Jenny Brown replied:
> I'm trying to think of one that didn't. Obviously, to start a list, the
> Brits in India, the Brits in the Americas, the French in the Americas, the
> Americans with African slaves and again and again with Black culture--to
the
> point that Bernice Johnson Reagon of SNCC once said (to exasperated gasps
> from the audience) that America is, culturally, a Black country.
And the Americans put a Native American on the penny (and a bison on the nickel). This isn't a subject I know much about, but it seems that all kinds of contradictory imagery concerning native peoples shows up in American popular culture.
Also, isn't it more complicated than one people "robbing" from another? Is "culture" something that each ethnic or racial group needs to keep locked up in a box, and that no one else can have? No one can stop cultural exchanges from happening, anyway.

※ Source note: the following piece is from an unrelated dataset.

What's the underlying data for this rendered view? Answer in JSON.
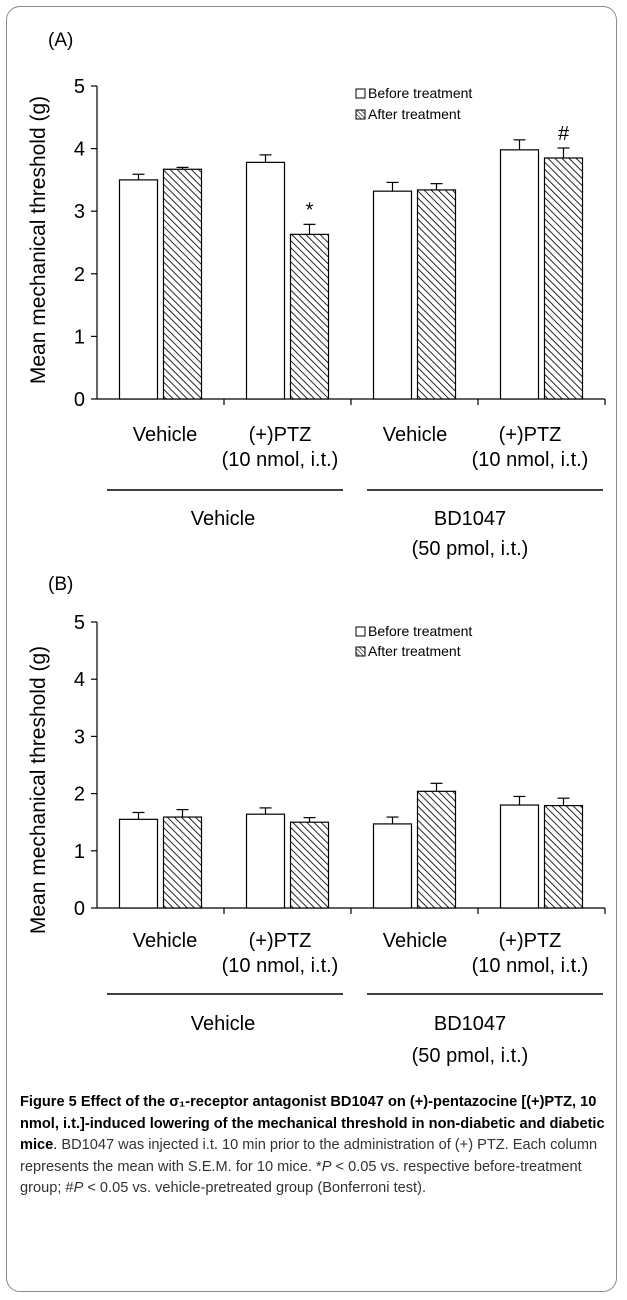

I think a lot of this borrowing happens initially at "street level," through person-to-person contact between ordinary people belonging to the oppressing and the oppressed group. Cultural cross-pollination of this kind is actually a good thing. Couldn't it be said, for example, that the "appropriation" of aspects of black culture by white Americans helped in some way to erode segregation? What did blacks lose by the fact that many whites found aspects of black culture attractive, and chose to imitate and adapt them? (It's also well-known that members of minority or oppressed groups, especially elites, will imitate and adapt aspects of the dominant culture).
There are outrageous injustices, of course, as there always are. I think, for example, of black blues artists who died in poverty while white rock stars got rich playing their songs. The problem there, though, isn't the cultural cross-pollination itself, but the social and economic structure of the society within which it occured.
Anyway, I don't see what's wrong with Israelis eating falafel.